O contador de histórias
E então, numa cidade litorânea distante e esquecida pelo mundo civilizado, nascia uma criança. Poderia ter sido só mais uma, e talvez, durante muito tempo, fora uma criança como outra qualquer. Mas algo dentro dele soava deveras diferente para passar despercebido. Aquele menino esquisito não conseguia pensar e agir como as outras crianças, pois algo extraordinariamente fantasioso crescia dentro de si: a sua imaginação assustadoramente exagerada.
Desde a mais tenra idade costumava sentar num banco da praça perto do mar para contar causos extraordinários que, de tão bem narrados, maravilhavam e divertiam o povo daquelas paragens.
Não demorou muito para ganhar notoriedade e tornar-se o maior contador de histórias de toda aquela região dos confins do mundo. Virou celebridade local. Todos queriam ouvir as histórias do pequeno prodígio. Aos dez anos de idade já era capaz de reunir dezenas de pessoas ao seu redor que lhe ouviam com satisfação. E era sempre uma história diferente. Algumas alegres, outras melancólicas, umas realistas, outras fantásticas, algumas de humor, outras assombrosas. Todas permeadas de uma emoção tão profunda, que ao término de cada narrativa, seus ouvintes saiam inebriados de encantamento e comoção.
O tempo implacável, entretanto, passou e passou e passou, e de tanto imaginar, inventar e criar passou a acreditar piamente em tudo aquilo que sua cabeça brilhantemente inventiva era capaz de suscitar.

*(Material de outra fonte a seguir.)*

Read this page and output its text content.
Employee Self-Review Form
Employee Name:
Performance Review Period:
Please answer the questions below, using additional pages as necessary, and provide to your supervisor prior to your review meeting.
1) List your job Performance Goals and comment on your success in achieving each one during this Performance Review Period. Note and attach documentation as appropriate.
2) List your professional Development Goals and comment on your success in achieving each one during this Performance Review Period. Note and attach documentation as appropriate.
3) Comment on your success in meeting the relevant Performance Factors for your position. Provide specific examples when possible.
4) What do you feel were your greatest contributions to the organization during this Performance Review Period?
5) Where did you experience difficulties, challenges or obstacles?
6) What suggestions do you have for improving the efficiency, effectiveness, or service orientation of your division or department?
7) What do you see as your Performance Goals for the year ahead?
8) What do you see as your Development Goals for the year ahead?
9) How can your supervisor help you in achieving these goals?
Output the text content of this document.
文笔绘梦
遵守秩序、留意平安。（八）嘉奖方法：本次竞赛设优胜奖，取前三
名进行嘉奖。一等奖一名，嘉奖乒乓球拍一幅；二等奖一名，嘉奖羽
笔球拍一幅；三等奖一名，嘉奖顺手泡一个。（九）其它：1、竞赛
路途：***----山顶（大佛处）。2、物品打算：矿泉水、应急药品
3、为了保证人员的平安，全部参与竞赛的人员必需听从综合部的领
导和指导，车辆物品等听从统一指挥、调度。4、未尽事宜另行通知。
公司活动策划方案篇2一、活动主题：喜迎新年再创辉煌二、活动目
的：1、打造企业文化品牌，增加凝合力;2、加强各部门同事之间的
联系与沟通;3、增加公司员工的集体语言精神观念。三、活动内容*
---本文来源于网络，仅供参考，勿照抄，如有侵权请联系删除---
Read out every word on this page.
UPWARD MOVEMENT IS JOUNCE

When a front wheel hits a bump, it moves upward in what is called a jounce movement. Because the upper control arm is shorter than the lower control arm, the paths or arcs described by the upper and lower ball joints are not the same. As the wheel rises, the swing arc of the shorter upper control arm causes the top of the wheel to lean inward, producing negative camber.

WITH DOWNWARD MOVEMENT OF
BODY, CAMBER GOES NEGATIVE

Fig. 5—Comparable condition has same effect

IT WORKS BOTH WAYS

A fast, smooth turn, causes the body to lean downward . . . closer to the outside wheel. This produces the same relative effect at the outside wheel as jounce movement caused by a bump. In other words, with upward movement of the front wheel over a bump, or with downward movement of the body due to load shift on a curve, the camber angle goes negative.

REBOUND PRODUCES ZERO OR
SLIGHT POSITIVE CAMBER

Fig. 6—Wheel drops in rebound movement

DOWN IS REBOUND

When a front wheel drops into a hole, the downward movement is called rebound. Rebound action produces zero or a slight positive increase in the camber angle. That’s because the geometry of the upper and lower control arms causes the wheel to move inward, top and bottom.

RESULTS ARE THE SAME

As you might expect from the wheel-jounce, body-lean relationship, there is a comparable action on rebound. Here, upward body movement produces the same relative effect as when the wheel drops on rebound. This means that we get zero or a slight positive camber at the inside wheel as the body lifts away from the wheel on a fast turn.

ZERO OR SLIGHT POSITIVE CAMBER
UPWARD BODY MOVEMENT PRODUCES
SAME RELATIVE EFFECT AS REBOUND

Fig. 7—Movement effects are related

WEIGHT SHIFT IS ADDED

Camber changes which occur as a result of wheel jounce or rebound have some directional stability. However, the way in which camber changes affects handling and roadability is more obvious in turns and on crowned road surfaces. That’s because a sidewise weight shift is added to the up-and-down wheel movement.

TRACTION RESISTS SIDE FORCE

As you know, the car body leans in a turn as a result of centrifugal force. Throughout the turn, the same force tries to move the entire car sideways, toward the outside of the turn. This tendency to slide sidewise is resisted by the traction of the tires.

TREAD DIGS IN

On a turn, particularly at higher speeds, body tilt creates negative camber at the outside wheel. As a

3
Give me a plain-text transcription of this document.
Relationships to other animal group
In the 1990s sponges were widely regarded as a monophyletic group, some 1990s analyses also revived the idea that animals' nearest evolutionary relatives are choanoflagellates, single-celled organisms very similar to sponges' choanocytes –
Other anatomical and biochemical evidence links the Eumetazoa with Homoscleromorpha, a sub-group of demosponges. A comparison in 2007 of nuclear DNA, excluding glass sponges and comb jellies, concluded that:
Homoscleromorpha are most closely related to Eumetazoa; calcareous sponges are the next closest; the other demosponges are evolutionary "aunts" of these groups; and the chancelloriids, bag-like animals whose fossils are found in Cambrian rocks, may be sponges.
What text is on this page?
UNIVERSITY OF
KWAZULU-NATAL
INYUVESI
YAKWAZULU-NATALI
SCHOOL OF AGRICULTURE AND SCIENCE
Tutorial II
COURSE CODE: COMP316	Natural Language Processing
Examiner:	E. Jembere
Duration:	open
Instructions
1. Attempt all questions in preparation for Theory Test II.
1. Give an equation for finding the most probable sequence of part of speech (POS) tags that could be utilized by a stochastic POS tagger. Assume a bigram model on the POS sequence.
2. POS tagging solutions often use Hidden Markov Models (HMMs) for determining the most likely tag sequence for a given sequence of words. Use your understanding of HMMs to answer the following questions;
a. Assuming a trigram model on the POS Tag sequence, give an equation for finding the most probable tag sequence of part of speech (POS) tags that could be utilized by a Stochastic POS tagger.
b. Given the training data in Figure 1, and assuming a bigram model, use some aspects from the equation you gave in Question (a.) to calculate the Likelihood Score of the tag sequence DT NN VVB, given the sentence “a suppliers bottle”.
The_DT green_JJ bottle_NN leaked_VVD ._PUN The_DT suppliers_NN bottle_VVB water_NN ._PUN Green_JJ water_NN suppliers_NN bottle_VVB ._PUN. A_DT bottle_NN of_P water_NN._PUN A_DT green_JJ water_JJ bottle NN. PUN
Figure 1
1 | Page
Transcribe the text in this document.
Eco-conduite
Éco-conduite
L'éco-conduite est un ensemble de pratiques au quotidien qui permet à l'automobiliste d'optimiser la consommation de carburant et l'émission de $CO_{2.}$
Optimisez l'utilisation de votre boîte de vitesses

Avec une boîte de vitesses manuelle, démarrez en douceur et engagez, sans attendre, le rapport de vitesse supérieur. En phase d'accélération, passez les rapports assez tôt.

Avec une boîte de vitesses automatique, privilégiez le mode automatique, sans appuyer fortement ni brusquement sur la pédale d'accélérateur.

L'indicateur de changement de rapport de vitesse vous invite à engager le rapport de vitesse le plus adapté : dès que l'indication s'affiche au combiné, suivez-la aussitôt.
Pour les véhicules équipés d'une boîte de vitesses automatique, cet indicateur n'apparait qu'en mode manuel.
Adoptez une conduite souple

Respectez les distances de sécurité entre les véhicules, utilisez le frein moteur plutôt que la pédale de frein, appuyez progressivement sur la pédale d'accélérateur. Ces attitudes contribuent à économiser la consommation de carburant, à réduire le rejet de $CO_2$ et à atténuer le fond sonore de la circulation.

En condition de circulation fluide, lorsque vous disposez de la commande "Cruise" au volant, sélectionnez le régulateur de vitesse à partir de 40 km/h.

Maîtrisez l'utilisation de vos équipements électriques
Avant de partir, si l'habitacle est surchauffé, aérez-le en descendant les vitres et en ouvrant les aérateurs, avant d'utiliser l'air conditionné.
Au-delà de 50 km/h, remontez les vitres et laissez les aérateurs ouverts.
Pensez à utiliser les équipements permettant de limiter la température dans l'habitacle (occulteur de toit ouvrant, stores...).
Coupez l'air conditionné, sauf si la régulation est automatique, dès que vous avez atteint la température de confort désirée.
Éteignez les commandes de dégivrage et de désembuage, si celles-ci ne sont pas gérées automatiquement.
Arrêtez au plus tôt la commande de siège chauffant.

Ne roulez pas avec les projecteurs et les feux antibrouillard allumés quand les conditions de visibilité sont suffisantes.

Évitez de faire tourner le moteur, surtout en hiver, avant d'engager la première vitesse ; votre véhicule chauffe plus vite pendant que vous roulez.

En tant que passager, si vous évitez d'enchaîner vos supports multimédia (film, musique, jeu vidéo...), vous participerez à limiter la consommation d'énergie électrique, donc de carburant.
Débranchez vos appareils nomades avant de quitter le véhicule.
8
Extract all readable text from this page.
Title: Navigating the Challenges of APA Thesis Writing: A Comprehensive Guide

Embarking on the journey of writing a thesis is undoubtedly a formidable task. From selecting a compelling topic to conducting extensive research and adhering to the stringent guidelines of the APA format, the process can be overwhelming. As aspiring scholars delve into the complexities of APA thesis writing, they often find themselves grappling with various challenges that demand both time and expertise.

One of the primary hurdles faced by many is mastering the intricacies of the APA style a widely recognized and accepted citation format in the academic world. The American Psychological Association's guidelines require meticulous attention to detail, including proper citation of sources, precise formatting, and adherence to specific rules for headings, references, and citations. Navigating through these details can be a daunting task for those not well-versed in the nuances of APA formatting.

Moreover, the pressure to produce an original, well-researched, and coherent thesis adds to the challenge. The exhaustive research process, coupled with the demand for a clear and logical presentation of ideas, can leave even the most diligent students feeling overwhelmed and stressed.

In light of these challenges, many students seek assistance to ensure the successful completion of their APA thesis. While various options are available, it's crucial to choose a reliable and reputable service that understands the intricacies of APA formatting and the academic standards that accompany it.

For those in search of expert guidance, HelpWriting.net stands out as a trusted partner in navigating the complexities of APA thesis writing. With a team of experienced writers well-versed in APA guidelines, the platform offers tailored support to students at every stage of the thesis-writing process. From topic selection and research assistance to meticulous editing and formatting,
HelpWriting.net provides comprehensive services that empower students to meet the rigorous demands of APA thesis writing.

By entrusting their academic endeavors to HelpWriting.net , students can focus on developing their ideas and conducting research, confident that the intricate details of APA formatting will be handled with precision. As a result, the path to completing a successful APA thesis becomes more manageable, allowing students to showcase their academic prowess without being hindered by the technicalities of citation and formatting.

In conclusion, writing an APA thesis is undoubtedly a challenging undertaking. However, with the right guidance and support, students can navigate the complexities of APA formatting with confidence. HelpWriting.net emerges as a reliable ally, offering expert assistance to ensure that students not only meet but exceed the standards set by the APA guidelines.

Era tão bom contador, que aos poucos, foi construindo um mundo só dele, impenetrável, intransponível, um mundo em que só ele ditava regras, construía enredos e conduzia desfechos. E embora ninguém fosse capaz de enxergar além da sua carapaça de domador de palavras, a solidão devastadora adoecia-lhe o espírito.
Começou a sentir-se abandonado, embora sempre rodeado das mais diversas pessoas. Sempre tinha alguém para ouvir-lhe, mas esse mundo fantasioso o levou para uma outra dimensão, universo paralelo, longe de tudo e de todos. Tornou-se uma ilha habitada por seus horrendos monstros interiores. Por fora, calmaria. Por dentro, turbulências.
Aos quarenta anos começou a se dar conta de que sua vida estava passando e ele não tinha feito nada dela, a não ser contar histórias. Não estudou, não trabalhou, não casou, não teve um filho sequer. E suas histórias, que antes eram um refúgio para a sua alma, passaram a ser tomentos para seu coração solitário. No entanto, embora houvesse sofrimento a cada novo relato contado, ele não conseguia deixar de proferir palavras que vinham direto de seu ser poeticamente perturbado.
Aos oitenta anos ainda sentava todos os dias no banco da mesma praça perto do mar, sentindo a brisa esvoaçar seus ralos cabelos brancos, com pessoas diferentes a cada dia, fazendo o que sabia de melhor: contar e criar contos e causos esplendorosos.
Agora, mais cansado e velho, sempre apoiado em sua fiel bengala, vivia a sua triste solidão, preso num imenso mundo imaginativo de loucura, enclausurado por suas próprias ideias, palavras e pensamentos fabulosos.